Re: [PATCH 5/5] cpufreq: schedutil: do not update rate limit ts when freq is unchanged

From: Rafael J. Wysocki
Date: Thu May 19 2016 - 17:16:05 EST


On Thu, May 19, 2016 at 9:46 PM, Steve Muckle <steve.muckle@xxxxxxxxxx> wrote:
> On Thu, May 19, 2016 at 01:44:36AM +0200, Rafael J. Wysocki wrote:
>> On Mon, May 9, 2016 at 11:20 PM, Steve Muckle <steve.muckle@xxxxxxxxxx> wrote:
>> > The rate limit timestamp (last_freq_update_time) is currently advanced
>> > anytime schedutil re-evaluates the policy regardless of whether the CPU
>> > frequency is changed or not. This means that utilization updates which
>> > have no effect can cause much more significant utilization updates
>> > (which require a large increase or decrease in CPU frequency) to be
>> > delayed due to rate limiting.
>> >
>> > Instead only update the rate limiting timstamp when the requested
>> > target-supported frequency changes. The rate limit will now apply to
>> > the rate of CPU frequency changes rather than the rate of
>> > re-evaluations of the policy frequency.
>> >
>> > Signed-off-by: Steve Muckle <smuckle@xxxxxxxxxx>
>>
>> I'm sort of divided here to be honest.
>
> It is true that this means we'll do more frequency re-evaluations, they
> will occur until an actual frequency change is requested.
>
> But the way it stands now, with a system's typical background activity
> there are so many minor events that it is very common for throttling to
> be in effect, causing major events to be ignored.
>>
>> > ---
>> > kernel/sched/cpufreq_schedutil.c | 3 +--
>> > 1 file changed, 1 insertion(+), 2 deletions(-)
>> >
>> > diff --git a/kernel/sched/cpufreq_schedutil.c b/kernel/sched/cpufreq_schedutil.c
>> > index e185075fcb5c..4d2907c8a142 100644
>> > --- a/kernel/sched/cpufreq_schedutil.c
>> > +++ b/kernel/sched/cpufreq_schedutil.c
>> > @@ -117,12 +117,11 @@ static void sugov_update_commit(struct sugov_cpu *sg_cpu, int cpu, u64 time,
>> > struct sugov_policy *sg_policy = sg_cpu->sg_policy;
>> > struct cpufreq_policy *policy = sg_policy->policy;
>> >
>> > - sg_policy->last_freq_update_time = time;
>> > -
>> > if (sg_policy->next_freq == next_freq) {
>> > trace_cpu_frequency(policy->cur, cpu);
>>
>> You should at least rate limit the trace_cpu_frequency() thing here if
>> you don't want to advance the last update time I think, or you may
>> easily end up with the trace buffer flooded by irrelevant stuff.
>
> Going back to the reason this tracepoint exists, is it known why
> powertop thinks the CPU is idle when this tracepoint is removed? Maybe
> it's possible to get rid of this tracepoint altogether.

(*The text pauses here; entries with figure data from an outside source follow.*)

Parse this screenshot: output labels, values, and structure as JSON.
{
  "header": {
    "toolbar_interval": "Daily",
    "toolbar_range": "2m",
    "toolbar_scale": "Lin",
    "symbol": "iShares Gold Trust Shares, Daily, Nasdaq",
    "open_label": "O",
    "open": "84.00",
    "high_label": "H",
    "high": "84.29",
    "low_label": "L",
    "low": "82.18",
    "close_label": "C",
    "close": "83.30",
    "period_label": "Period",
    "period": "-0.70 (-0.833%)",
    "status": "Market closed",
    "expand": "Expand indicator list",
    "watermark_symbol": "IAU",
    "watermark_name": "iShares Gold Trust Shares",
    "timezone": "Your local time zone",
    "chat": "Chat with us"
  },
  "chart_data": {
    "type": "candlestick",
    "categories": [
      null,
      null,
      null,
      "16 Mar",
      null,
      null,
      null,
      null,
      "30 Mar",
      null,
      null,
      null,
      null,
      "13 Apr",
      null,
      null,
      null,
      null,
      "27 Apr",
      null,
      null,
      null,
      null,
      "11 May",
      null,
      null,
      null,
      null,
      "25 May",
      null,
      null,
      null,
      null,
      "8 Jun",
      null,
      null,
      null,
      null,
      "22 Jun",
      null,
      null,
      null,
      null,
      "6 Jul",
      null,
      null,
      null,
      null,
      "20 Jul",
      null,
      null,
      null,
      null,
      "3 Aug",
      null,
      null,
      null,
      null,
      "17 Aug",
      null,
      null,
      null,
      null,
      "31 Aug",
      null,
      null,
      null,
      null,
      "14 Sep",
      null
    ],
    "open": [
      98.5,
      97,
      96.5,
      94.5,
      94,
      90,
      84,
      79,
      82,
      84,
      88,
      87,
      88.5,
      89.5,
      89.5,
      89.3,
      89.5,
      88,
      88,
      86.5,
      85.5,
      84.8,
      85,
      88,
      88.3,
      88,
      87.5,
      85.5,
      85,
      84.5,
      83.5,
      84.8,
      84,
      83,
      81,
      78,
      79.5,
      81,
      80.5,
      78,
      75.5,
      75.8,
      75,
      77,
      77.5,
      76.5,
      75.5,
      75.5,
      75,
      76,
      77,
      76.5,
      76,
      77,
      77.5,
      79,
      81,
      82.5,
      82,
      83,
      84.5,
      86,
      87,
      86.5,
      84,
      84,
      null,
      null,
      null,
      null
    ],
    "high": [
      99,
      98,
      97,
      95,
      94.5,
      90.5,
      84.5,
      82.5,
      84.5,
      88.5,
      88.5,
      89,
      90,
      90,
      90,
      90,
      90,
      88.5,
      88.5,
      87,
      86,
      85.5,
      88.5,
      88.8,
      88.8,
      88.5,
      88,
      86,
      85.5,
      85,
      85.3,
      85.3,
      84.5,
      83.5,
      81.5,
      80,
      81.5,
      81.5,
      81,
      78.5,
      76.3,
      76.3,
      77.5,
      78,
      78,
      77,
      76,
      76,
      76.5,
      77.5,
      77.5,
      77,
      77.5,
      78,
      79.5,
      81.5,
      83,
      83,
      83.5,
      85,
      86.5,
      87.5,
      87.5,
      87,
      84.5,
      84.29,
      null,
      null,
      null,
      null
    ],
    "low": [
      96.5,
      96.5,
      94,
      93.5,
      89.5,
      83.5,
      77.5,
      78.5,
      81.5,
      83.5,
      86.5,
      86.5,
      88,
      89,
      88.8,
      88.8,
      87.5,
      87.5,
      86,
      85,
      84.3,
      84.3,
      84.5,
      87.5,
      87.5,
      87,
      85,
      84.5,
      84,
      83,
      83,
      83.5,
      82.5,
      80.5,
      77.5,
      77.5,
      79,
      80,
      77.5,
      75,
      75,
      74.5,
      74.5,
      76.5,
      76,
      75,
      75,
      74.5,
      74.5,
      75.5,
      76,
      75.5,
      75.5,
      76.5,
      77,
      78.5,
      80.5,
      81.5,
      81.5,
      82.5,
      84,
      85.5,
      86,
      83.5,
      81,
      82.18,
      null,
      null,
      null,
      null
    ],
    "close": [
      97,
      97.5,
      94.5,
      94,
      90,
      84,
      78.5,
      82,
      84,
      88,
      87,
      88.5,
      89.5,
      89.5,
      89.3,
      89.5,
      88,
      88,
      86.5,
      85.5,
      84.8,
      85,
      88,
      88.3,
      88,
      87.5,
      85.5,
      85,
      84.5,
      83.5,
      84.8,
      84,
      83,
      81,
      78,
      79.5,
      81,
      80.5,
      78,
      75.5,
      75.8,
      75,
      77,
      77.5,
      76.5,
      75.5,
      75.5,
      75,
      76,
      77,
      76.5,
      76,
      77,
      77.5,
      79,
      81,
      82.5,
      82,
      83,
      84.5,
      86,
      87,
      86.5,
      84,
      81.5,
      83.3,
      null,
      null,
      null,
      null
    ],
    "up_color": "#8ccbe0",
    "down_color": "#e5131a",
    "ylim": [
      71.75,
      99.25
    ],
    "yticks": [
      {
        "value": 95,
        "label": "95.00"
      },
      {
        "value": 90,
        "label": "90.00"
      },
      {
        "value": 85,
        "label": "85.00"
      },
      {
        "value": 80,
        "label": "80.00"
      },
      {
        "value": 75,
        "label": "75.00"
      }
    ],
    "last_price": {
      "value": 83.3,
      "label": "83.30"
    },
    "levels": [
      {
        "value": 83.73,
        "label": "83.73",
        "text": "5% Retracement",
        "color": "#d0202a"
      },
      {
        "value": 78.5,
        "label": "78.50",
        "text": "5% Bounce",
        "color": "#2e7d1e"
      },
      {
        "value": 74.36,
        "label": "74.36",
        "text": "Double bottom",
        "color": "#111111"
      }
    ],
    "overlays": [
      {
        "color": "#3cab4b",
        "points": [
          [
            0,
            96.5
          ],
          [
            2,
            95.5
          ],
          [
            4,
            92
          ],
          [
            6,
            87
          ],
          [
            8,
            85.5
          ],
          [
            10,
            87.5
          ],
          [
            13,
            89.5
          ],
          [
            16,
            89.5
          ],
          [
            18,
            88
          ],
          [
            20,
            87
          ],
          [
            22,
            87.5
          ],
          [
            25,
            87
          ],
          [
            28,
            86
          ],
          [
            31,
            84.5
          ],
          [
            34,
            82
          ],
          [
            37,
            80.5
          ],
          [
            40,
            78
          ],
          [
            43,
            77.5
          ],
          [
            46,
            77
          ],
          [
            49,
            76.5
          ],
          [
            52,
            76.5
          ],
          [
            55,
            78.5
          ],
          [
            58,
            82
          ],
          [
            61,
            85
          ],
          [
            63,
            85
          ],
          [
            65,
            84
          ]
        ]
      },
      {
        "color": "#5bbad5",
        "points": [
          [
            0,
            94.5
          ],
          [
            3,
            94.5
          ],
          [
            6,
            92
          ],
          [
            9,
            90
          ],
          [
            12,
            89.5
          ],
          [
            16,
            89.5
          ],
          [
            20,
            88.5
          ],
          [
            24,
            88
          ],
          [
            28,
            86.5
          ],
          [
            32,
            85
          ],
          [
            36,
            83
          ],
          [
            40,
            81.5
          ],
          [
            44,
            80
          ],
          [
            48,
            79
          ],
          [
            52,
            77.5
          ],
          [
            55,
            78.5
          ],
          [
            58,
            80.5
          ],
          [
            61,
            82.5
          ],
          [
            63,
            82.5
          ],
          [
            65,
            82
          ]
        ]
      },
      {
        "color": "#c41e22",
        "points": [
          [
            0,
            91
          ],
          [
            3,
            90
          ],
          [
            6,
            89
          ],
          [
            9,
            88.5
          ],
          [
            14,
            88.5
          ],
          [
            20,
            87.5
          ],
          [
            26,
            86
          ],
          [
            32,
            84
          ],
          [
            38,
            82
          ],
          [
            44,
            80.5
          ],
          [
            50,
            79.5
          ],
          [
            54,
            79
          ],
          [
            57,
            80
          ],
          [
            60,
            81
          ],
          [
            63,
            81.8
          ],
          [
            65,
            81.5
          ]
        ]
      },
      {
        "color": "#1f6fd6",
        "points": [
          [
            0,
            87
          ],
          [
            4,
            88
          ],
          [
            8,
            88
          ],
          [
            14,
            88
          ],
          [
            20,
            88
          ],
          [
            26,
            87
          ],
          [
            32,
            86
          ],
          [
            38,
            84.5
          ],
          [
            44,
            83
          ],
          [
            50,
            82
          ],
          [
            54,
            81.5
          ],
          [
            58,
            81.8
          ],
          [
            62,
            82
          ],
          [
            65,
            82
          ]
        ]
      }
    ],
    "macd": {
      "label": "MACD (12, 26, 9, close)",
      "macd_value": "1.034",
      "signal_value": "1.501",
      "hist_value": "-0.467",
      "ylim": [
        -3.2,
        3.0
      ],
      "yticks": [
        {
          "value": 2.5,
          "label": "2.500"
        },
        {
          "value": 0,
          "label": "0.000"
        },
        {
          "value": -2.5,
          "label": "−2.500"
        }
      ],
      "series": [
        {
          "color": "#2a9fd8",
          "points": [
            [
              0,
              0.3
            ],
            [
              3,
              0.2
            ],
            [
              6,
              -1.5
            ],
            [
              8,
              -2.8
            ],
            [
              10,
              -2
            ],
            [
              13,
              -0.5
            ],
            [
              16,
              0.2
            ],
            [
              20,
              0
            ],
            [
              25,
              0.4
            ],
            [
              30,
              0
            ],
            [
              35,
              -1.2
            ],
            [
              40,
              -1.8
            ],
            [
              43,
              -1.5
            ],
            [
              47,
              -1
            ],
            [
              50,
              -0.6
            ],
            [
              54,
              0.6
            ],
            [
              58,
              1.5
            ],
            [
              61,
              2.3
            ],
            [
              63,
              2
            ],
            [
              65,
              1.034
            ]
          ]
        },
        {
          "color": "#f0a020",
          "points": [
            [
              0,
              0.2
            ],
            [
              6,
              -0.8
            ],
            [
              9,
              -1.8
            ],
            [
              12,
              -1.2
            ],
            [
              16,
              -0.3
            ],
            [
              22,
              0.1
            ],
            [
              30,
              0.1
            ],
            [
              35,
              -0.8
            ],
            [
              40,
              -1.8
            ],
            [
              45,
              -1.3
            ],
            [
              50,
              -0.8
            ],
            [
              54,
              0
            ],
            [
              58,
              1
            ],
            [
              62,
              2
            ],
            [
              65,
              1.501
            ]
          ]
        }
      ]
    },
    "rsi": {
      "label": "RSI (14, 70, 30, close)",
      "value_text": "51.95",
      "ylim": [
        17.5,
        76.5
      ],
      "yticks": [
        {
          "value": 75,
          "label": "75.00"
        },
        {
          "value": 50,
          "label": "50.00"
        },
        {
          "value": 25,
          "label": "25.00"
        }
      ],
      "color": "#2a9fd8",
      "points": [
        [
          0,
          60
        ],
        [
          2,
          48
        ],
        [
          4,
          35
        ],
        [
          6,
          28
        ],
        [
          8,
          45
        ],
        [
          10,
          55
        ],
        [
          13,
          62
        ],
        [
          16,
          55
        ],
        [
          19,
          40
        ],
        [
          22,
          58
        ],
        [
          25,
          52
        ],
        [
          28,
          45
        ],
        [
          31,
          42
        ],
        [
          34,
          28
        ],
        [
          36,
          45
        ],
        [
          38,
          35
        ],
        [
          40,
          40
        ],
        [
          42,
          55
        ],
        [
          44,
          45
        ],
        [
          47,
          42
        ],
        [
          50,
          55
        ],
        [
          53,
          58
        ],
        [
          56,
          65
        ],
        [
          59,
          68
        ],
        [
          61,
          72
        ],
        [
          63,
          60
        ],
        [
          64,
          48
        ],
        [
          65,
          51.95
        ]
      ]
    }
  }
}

I'm not sure ATM. It seems to go by the time stamps and declare idle
if it doesn't see updates for long enough.

I was hoping to be able to make cpufreq stats usable for the fast
switch case, but that appears to mean some major surgery in there.

But anyway this change again seems to be an optimization that might be
done later to me.

I guess there are many things that might be optimized in schedutil,
but I'd prefer to address one item at a time, maybe going after the
ones that appear most relevant first?